En ese momento estaba por estrenar a otro virgen puberto.

—A ver, enséñamela —le dijo al joven que tenía delante.

El chico, un tanto nervioso, se bajó el zíper con torpeza, pues se le atoró más de una vez. Al por fin separarse los dientes de la cremallera dejaron escapar al invitado de honor. La cabezona punta brincaba gustosa sin que su poseedor pudiera controlar tal acción.

Huicha, hincada ante él, sabía bien que debía actuar prestamente, pues no quería que aquél se le viniera en seco. El chico era un pipiolo al que habían llevado sus amigos con la susodicha para que le quitara lo púber.

La boquita de la experta muchacha se le presentó al “amigo” con un beso en la mera puntita.

—Uy, se siente húmedo y tibio —dijo con picardía la muchacha.

Por el orificio del aparato masculino salía una babita propia de la autolubricación. Al retirar sus labios éstos se llevaron consigo un hilillo del líquido viscoso y ambos rieron.

Huicha sabía cómo romper el hielo, sobre todo de los más tímidos e inexpertos, para que tomaran confianza.

Tras ensalivárselo se lo tragó. La Huicha tragaba tanta verga como la mejor suripanta. Lo que sus clientes ignoraban es que, aún si no hubiera pago de por medio, lo haría por la puritita necesidad, pues era una hembra de sangre caliente.

El jovencillo, que aquella tarde se estaba convirtiendo en hombre, veía estrellitas mientras se hundía (o por lo menos parte de él) en aquel húmedo agujero. La boca de María Luisa parecía un túnel de placer infinito que lo sorbía intensamente, aunque vigilando que no se le fuera a venir. La tan experta sabía cómo tratar a cada cual. A un tipo curtido se daba el lujo de devorarlo; ensalivarlo; chuparlo enérgicamente, pajueléarlo violentamente y atragantarse de él por varios minutos, e incluso horas. Por otro lado, con un inexperto como aquel chamaco, sabía ir de poco a poco. Primero lento para ponerlo a punto, pero luego incrementaba el ritmo y la fuerza de la absorción a su verga cuidando de que no llegara al umbral del clímax. Todo esto sólo era para prepararlo ante la incursión a su húmeda panocha.

Huicha se desnudó, para alegría de los ojos de su comensal. Ya desnuda, se abrió de piernas sobre la cama, como invitándolo a penetrarla.

No obstante, el chico se quedó ahí parado, sin saber qué hacer.

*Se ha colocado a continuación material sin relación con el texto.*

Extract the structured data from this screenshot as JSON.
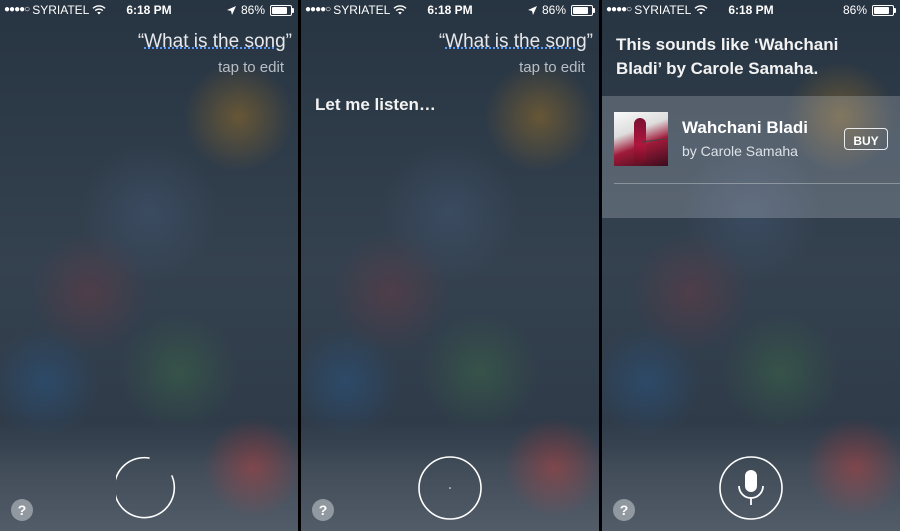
{
  "status_bar": {
    "signal_dots": "●●●●○",
    "carrier": "SYRIATEL",
    "time": "6:18 PM",
    "battery": "86%"
  },
  "screens": [
    {
      "query": {
        "open_quote": "“",
        "text": "What is the song",
        "close_quote": "”"
      },
      "tap_to_edit": "tap to edit"
    },
    {
      "query": {
        "open_quote": "“",
        "text": "What is the song",
        "close_quote": "”"
      },
      "tap_to_edit": "tap to edit",
      "response": "Let me listen…"
    },
    {
      "response": "This sounds like ‘Wahchani Bladi’ by Carole Samaha.",
      "song": {
        "title": "Wahchani Bladi",
        "artist": "by Carole Samaha",
        "buy_label": "BUY"
      }
    }
  ],
  "help_label": "?",
  "icons": {
    "wifi": "wifi-icon",
    "location": "location-arrow-icon",
    "battery": "battery-icon",
    "help": "help-icon",
    "microphone": "microphone-icon",
    "spinner": "siri-spinner-icon",
    "listening": "siri-listening-ring-icon"
  },
  "colors": {
    "underline_accent": "#5aa0ff",
    "text": "#ffffff"
  }
}
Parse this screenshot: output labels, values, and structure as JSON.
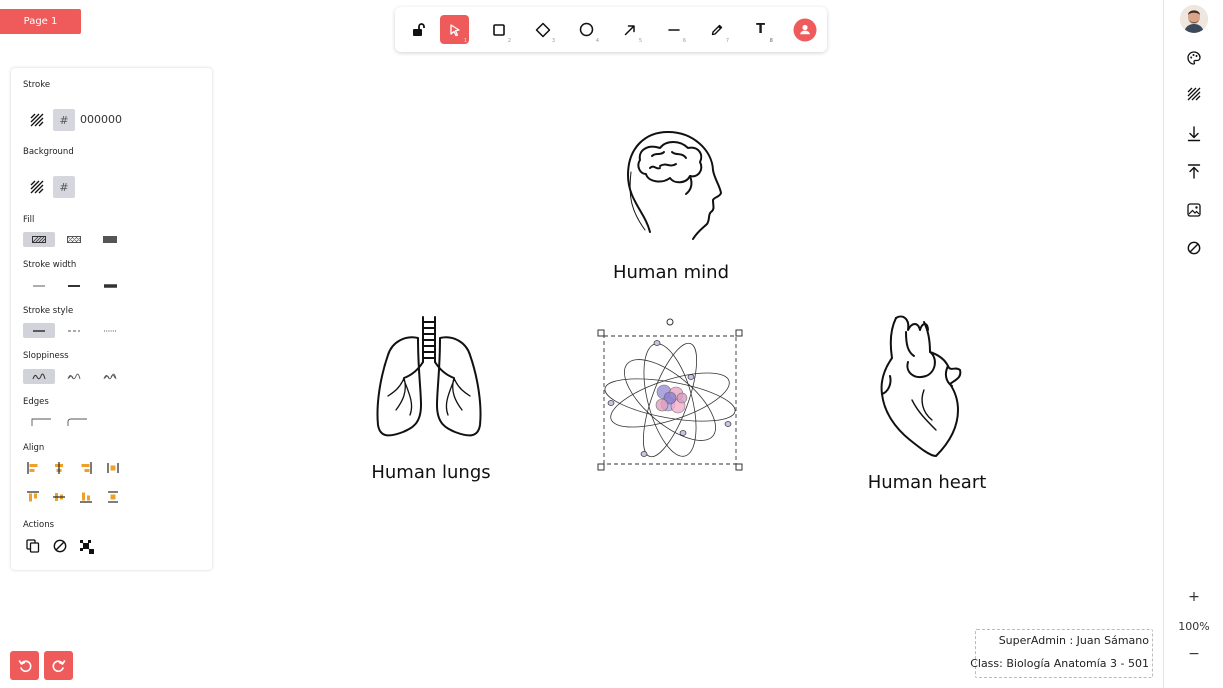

—Órale, vente —tuvo que decirle.

El núbil se le acercó con el miembro bien tieso, cosa que le incomodaba para caminar, según parecía, evidentemente no estaba habituado a ello. Al estar cerca de la mujer, ésta lo tomó de la verga, la cual colocó manualmente en la entrada de su jugosa gruta.

Apretadita, húmeda y calientita, así sintió la bienvenida al mundo de los hombres que Huicha gustosa le daba.

—Así papacito, párchame ese hoyito, ahhhmmm... —decía aquella.

—¡Qué rete rico es esto, ufff! ¡No lo puedo creer, aaah...! —gritaba el afortunado.

Los movimientos de la cópula, influenciados por el instinto del joven, comenzaron a acelerarse en búsqueda de la colmada satisfacción.

—Calma, calma... hazlo suave, ve de poco a poco... eso, así —le instruía la maestra, mientras contraía y relajaba los músculos pélvicos. Con tal acto le ayudaba al chico a no perder la excitación, pero sí disminuir su ímpetu.

Fue así que el novicio se dio el gusto de penetrar a la Huicha de patitas al hombro; de a perrito; servirle de montura a tan experta jinete, y ofrecerle sus muslos a manera de trono a tan popular reina, quien daba ricos y chasqueantes sentones.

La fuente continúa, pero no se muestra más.